Zorrino decides to stay with the Inca while Tintin, Haddock and Calculus return to Europe safe and sound.


  • And You Thought It Was a Game: Calculus spends the ordeal believing this is part of some sort of movie shoot.
  • Bears Are Bad News: Captain Haddock finds a nice cave to sleep in up in the Andes, only to find that it's the home of a vicious-looking bear. His expression upon being tapped on the shoulder by the bear is priceless.
  • Cave Behind the Falls: The entrance to the Temple is inside one.
  • Convenient Eclipse: Oddly enough, the Incas do not know about the impending eclipse, despite worshipping the sun and having covert contact with the modern world.
  • Everything's Better with Llamas: A Running Gag concerns Haddock's poor affinity with llamas.
  • Hidden Elf Village: The Incas live at the Temple of the Sun, hidden deep in the Andes Mountains of Peru. They do interact covertly with the non-Incan Peruvians, but are otherwise intent upon keeping their continued existence a secret to the world.
  • Kidnapping Bird of Prey: Snowy is captured and taken away by a condor, so Tintin goes off to rescue him.
  • Mayincatec: The Incas are portrayed rather sympathetically, as even though they try to sacrifice the heroes, their interactions with outsiders have rarely been positive. Oh, and they suck at astronomy, as a plot point. On the whole Hergé, who got a lot of his information from National Geographic does not mix up the Inca with the Maya except with reference to the prophetic inscription mentioning the retribution that will befall the violators of Rascar Capac's tomb, which plays a large part in The Seven Crystal Balls. The Incas, unlike the Mayas and Aztecs, had no system of writing. The original version of The Seven Crystal Balls, serialized in Le Soir, also contained a lead disc with symbols "resembling Aztec or Inca signs", but Hergé excised the panel that showed it and texts that mentioned it when the album version was produced.

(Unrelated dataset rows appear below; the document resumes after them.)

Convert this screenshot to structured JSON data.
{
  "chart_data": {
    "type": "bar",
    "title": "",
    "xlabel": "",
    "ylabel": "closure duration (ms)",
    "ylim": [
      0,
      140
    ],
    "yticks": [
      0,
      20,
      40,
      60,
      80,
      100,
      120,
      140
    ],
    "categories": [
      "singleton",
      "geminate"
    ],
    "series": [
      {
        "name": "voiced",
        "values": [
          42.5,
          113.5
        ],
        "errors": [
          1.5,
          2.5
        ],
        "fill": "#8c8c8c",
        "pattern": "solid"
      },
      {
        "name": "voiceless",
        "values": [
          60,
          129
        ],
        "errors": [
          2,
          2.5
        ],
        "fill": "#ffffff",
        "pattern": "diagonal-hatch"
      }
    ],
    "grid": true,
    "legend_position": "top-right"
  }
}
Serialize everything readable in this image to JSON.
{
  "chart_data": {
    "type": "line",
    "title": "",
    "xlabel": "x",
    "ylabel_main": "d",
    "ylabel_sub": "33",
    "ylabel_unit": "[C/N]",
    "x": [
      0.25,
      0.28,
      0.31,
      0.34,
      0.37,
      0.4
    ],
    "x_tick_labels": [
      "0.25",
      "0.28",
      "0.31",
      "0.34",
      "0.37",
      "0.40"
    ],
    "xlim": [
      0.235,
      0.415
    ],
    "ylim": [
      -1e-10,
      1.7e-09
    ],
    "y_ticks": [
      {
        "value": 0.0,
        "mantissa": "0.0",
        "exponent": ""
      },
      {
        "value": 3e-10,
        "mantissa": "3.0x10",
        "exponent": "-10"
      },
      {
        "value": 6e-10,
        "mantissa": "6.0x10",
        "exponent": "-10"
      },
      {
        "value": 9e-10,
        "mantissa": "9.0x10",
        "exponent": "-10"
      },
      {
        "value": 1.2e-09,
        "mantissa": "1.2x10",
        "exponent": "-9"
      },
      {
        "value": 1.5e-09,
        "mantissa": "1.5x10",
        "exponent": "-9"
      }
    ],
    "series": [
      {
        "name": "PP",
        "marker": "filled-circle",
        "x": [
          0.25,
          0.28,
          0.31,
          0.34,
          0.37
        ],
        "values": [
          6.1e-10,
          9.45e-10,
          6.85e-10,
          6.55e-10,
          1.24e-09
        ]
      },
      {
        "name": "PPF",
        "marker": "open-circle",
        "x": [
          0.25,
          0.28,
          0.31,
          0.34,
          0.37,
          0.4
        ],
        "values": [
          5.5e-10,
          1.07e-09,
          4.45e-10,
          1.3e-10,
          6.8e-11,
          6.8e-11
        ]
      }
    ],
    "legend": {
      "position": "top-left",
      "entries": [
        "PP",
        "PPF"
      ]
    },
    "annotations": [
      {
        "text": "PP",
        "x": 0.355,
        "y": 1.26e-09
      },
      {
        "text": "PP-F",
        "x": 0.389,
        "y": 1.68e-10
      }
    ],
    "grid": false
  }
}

  • Misplaced Wildlife: Alligators appear in this album, even though crocodiles would be more accurate. The bear also does not resemble the spectacled bear (the only kind found in South America).
  • Modern Mayincatec Empire: The Incas are an unusual variant in that they don't directly rule Peru, but the non-Incan Peruvians are scared enough of them that the Peruvians will do whatever they say.

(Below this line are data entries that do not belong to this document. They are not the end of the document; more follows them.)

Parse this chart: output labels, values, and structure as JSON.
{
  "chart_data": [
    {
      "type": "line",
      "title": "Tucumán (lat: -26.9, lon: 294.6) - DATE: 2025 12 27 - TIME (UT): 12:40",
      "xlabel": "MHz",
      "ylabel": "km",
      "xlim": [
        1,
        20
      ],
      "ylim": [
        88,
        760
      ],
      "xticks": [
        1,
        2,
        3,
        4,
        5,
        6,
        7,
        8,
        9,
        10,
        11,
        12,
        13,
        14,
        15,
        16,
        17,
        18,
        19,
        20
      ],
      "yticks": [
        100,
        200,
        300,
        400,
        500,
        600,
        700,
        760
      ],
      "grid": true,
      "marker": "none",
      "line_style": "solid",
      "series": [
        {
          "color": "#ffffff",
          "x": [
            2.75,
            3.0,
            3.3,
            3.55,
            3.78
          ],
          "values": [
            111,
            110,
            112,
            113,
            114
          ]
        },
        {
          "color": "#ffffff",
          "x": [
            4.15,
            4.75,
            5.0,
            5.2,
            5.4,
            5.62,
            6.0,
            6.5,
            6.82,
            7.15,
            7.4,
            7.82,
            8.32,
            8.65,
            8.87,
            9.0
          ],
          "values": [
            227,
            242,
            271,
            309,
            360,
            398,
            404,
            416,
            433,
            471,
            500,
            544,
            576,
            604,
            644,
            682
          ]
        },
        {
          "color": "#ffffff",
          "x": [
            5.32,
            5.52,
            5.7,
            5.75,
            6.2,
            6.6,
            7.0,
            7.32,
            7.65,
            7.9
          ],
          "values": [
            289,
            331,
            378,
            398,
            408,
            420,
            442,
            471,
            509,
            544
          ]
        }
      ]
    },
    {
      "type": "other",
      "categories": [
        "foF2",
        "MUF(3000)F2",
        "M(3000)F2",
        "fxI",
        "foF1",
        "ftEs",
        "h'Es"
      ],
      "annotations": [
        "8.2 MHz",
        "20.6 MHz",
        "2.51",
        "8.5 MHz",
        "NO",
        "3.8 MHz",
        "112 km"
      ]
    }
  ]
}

  • The Savage Indian: Subverted to hell and back in The Seven Crystal Balls and this volume. The Incans are arguably the cleverest and most determined antagonists in the entire series, infiltrating Belgian society and outmaneuvering the police to strike at their victims before escaping. Tintin and Captain Haddock only manage to track them down by pure luck, and when they follow the Incas to Peru, they're very nearly killed by the Incas on several occasions. Ultimately, it turns out that they targeted the Belgian archaeologists because they thought that the archaeologists had violated the Incan tombs in search of treasure. When Tintin explains that the archaeologists were only seeking knowledge, the Incas immediately lift the curse.
  • Solar-Powered Magnifying Glass: This is how the Incas plan to light the fire that will burn the protagonists at the stake. It's definitely a case of Artistic License History, since real pre-Columbian cultures would have been very unlikely to resort to such a contrived method of starting a fire.
    • Fridge Brilliance sets in when one considers that the Incas in the story have been covertly interacting with the outside world for decades, if not centuries since the Spanish conquest. They are shown to be sophisticated enough to plan the cursing of the Rascar Capac expedition and Professor Calculus' kidnapping on another continent. Most or all of them know Spanish, since it is highly unlikely that Tintin and Haddock would know Quechua or any similar languages. Therefore it is only logical that the Incas would have adopted the use of the magnifying glass, among other technologies, in their everyday life and ceremonies. All of this of course makes it all the more inexplicable that the Incas would fall for a simple Convenient Eclipse ploy.
  • What You Are in the Dark: When the disguised Incan priest sees Tintin defend an Incan boy from some white bullies, he is impressed enough to help him.